Hydroponics is a subset of hydroculture, the method of growing plants without soil, using mineral nutrient solutions in a water solvent.Terrestrial plants may be grown with only their roots exposed to the mineral solution, or the roots may be supported by an inert medium, such as perlite or gravel. The nutrients in hydroponics can be from fish waste, duck manure, or normal nutrients.
There are two main variations for each medium, sub-irrigation and top irrigation For all techniques, most hydroponic reservoirs are now built of plastic, but other materials have been used including concrete, glass, metal, vegetable solids, and wood. The containers should exclude light to prevent algae growth in the nutrient solution.
Aquaponics refers to any system that combines conventional aquaculture (raising aquatic animals such as snails, fish, crayfish or prawns in tanks) with hydroponics (cultivating plants in water) in a symbiotic environment. In normal aquaculture, excretions from the animals being raised can accumulate in the water, increasing toxicity.
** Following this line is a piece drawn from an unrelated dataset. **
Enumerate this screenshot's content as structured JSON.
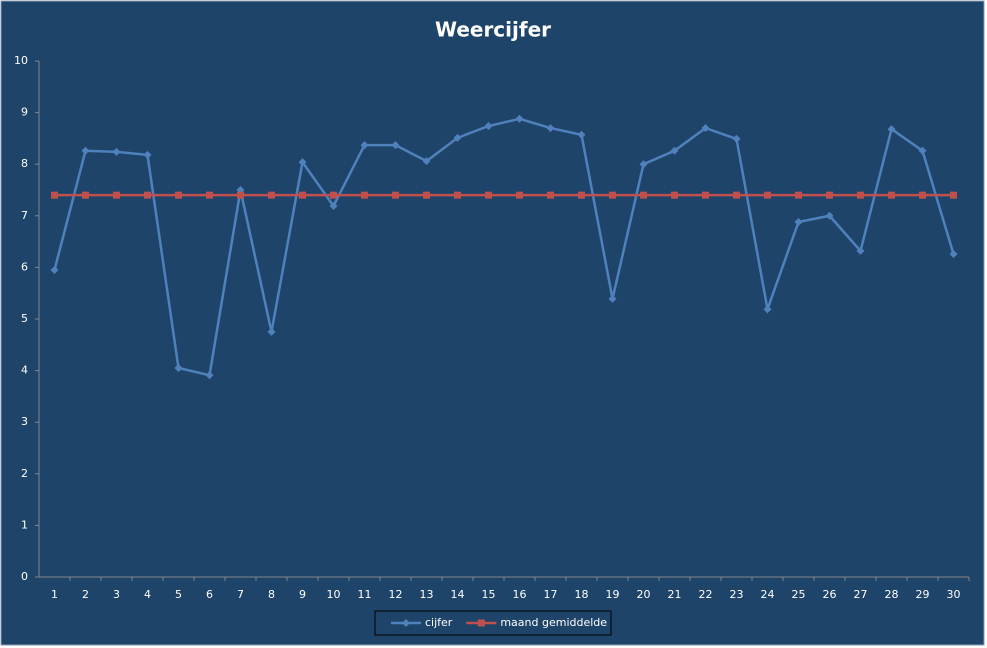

In an aquaponic system, water from an aquaculture system is fed to a hydroponic system where the by-products are broken down by nitrifying bacteria initially into nitrites and subsequently into nitrates, which are utilized by the plants as nutrients, and the water is then recirculated back to the aquaculture system.
As existing hydroponic and aquaculture farming techniques form the basis for all aquaponics systems, the size, complexity, and types of foods grown in an aquaponics system can vary as much as any system found in either distinct farming discipline.